Born into poverty in 1935 in Ferriday, Louisiana, in the middle of the Great Depression, Lewis was raised in the conservative Assemblies of God church, the largest U.S. denomination of the Pentecostal church. His parents sacrificed to buy Lewis a piano — recognizing his preternatural talents. As a boy, Lewis shared a love of music and talent on the piano with his double first cousin Jimmy Swaggart — also born in Ferriday in 1935.
Swaggart’s mother and Lewis’s mother were sisters. They shared another first cousin with musical talent, country music icon Mickey Gilley. Gilley was born in Natchez in 1936.
Ferriday is five miles across the Mississippi River from Natchez, Mississippi. The town has more than the Lewis-Swaggart-Gilley family trio as points of notoriety. A particularly heinous civil rights murder — in which Black shopkeeper Frank Morris died as the result of an apparent nighttime arson fire in his shop in 1964 — is the basis of gifted Mississippi novelist Greg Iles’ Natchez Burning trilogy that encompasses the Morris murder and ensuing coverup.
The trio was born within 12 months of each other into impoverished homes. All three were high school dropouts.
Lewis and Swaggart were both raised in religious homes and steered toward religious music, but they also shared more than a passing interest in hearing the rhythm and blues played at another Ferriday landmark, Haney’s Big House nightclub.
A well-known whistlestop on the famous “Chitlin’ Circuit — a collection of Black-owned jukes, clubs and performance venues that were safe for African American musicians after World War II — Haney’s Big House was part of the education and training of both Lewis and Swaggart.
The cousins stood on the sidewalk outside Haney’s to hear the sounds of Ray Charles, B.B. King, Solomon Burke, Redd Foxx, Moms Mabley, Fats Domino and Little Milton — and Lewis said they would leave the juke and “head home to see if we could recreate that music on the piano.”
Despite his humble beginnings, Lewis went on to be named to the Rock-and-Roll, Rockabilly, Country Music, and Memphis Music Halls of Fame. He won four Grammys, including a lifetime achievement award.

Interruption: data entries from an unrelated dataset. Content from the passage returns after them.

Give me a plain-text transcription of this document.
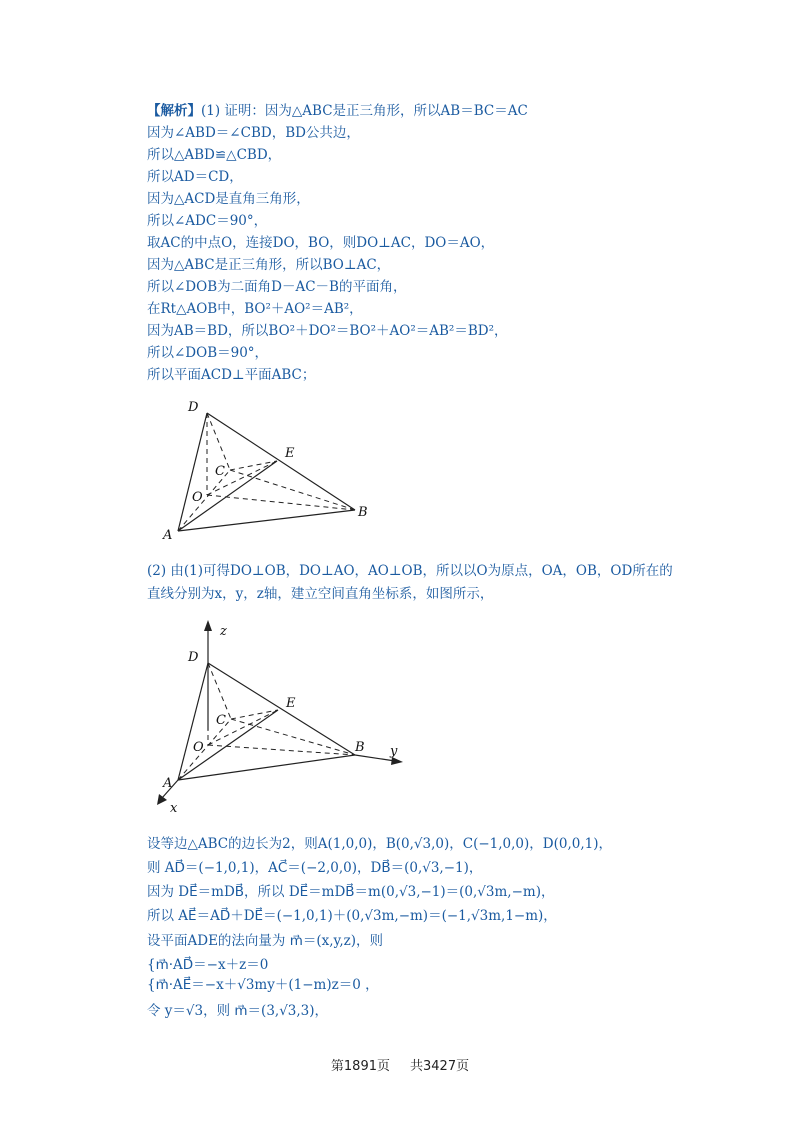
【解析】(1) 证明：因为△ABC是正三角形，所以AB＝BC＝AC
因为∠ABD＝∠CBD，BD公共边，
所以△ABD≌△CBD，
所以AD＝CD，
因为△ACD是直角三角形，
所以∠ADC＝90°，
取AC的中点O，连接DO，BO，则DO⊥AC，DO＝AO，
因为△ABC是正三角形，所以BO⊥AC，
所以∠DOB为二面角D－AC－B的平面角，
在Rt△AOB中，BO²＋AO²＝AB²，
因为AB＝BD，所以BO²＋DO²＝BO²＋AO²＝AB²＝BD²，
所以∠DOB＝90°，
所以平面ACD⊥平面ABC；
D
E
C
O
A
B
(2) 由(1)可得DO⊥OB，DO⊥AO，AO⊥OB，所以以O为原点，OA，OB，OD所在的
直线分别为x，y，z轴，建立空间直角坐标系，如图所示，
z
D
E
C
O	B y
A
x
设等边△ABC的边长为2，则A(1,0,0)，B(0,√3,0)，C(−1,0,0)，D(0,0,1)，
则 AD⃗＝(−1,0,1)，AC⃗＝(−2,0,0)，DB⃗＝(0,√3,−1)，
因为 DE⃗＝mDB⃗，所以 DE⃗＝mDB⃗＝m(0,√3,−1)＝(0,√3m,−m)，
所以 AE⃗＝AD⃗＋DE⃗＝(−1,0,1)＋(0,√3m,−m)＝(−1,√3m,1−m)，
设平面ADE的法向量为 m⃗＝(x,y,z)，则
{m⃗·AD⃗＝−x＋z＝0
{m⃗·AE⃗＝−x＋√3my＋(1−m)z＝0 ，
令 y＝√3，则 m⃗＝(3,√3,3)，
第1891页 共3427页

A popular movie was made about his life, and he is regarded as one of the most influential pianists of the last century to go along with a dozen gold records. Perhaps the greatest tribute to The Killer was that nobody ever wanted to follow him onstage. His career was torpedoed for a time by his marriage to 13-year-old cousin Myra Gale Brown in 1958.
Swaggart built a televangelism empire that made him one of the best-known ministers in the world. He was a Grammy-nominated gospel singer and pianist. But that empire crashed around him in 1988 when he became ensnared in two distinct sex scandals. Incredibly, his ministry survived and he continues to preach and sing as part of Jimmy Swaggart Ministries on a television streaming network at the age of 87.
Gilley had moderate success as a country singer and established Gilley’s Club in Pasadena, Texas, the inspiration for the 1980 film “Urban Cowboy” starring John Travolta and Debra Winger. A Gilley rendition of the standard “Stand By Me” was on the soundtrack and Gilley’s career skyrocketed. Despite a string of hits by the singer, Gilley’s closed in 1989. He died in Branson, Missouri in May of this year at age 86.